Of course, each of the high-profile biologics producers has already made its deposition with the US Food and Drug Administration as that agency attempts to codify its own approach to biologic-ish molecules. But companies are not sitting idly by while the regulators hash out the rules; in the meantime, they are intervening elsewhere in the regulatory structure, preparing for the day when, despite their best efforts, a biosimilar approval pathway is introduced in the United States.

This means they are doing everything they can to make the US market for biosimilars as awkward for incomers as possible. The New York Times reported recently that Amgen and Genentech have sponsored legislation in many US states to prevent pharmacists from switching prescriptions away from branded drugs to biosimilars, or at least forcing pharmacists to consult with physicians and patients before doing so (see p. 279).

In a separate US move propelled by the same two companies, copy-biologics producers would not be able to use slogans such as “Just like Herceptin” or “Avastin biosimilar” or “Better than Rituxan” in marketing or labels. The companies want all references to originator brands to be expunged from communications.

This is rather problematic, of course, as the whole reason that a new biologic product is registered as a biosimilar is because it has been compared with a reference brand originator compound and been found to be similar. Yet biosimilars companies would not, if Amgen and Genentech have their way, be allowed to refer to the process that defines their product.

Most glaringly, biosimilars are similar enough to originator molecules to fall within the reach of originator companies' intellectual property. And yet they are not assumed to be similar enough to be interchangeable in the clinic, which means pharmacists cannot substitute brands for biosimilars, and physicians do not feel comfortable switching their prescriptions to biosimilars from a brand product.

All of which knock-off, knock-about and self-preserving business rough-and-tumble is helping to fortify the market brick by brick against biosimilars. As a result, only a few subsidiaries of big pharma, a handful of established multinational generic manufacturers and the dominant large-cap biotech companies are likely to make the biosimilars business a success. The tables are currently tilted so far in favor of these few companies, it is difficult to see how sufficient new entrants can come into the market and drive down pricing, especially when originator companies are playing the game from both sides—betting on brands and biosimilars at the same time.
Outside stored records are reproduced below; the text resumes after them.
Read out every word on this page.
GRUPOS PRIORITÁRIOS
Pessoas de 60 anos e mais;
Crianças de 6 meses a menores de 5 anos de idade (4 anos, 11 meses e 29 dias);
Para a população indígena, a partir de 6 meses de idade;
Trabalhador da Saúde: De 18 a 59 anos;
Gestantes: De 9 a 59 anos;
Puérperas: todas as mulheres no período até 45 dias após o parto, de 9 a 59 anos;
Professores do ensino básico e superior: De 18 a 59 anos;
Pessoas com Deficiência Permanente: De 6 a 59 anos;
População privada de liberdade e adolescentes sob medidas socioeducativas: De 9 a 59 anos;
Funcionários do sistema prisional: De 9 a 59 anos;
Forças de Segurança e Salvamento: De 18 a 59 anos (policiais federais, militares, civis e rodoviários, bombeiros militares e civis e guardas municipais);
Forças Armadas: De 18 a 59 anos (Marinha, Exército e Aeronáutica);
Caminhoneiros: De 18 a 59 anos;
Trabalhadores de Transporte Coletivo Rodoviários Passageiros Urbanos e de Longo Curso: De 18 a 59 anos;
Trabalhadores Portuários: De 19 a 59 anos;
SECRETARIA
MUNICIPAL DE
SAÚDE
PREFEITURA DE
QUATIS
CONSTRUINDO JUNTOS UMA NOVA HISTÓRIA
For patients, physicians, payers and governments, it really doesn't matter who produces the biologics that a nation needs, as long as the market operates in a way that better products do better, and equivalent products compete on price. However, this does not seem to be how the biosimilars market is being molded to work.

The question for policymakers is whether they realize how meager the economic advantages are likely to be of introducing a biosimilar onto the market compared with a generic small molecule, especially under the constraints currently being erected by the brand industry. If introducing competition and bringing down prices is the end, then biosimilars currently looks like not only a long game, but also a futile one.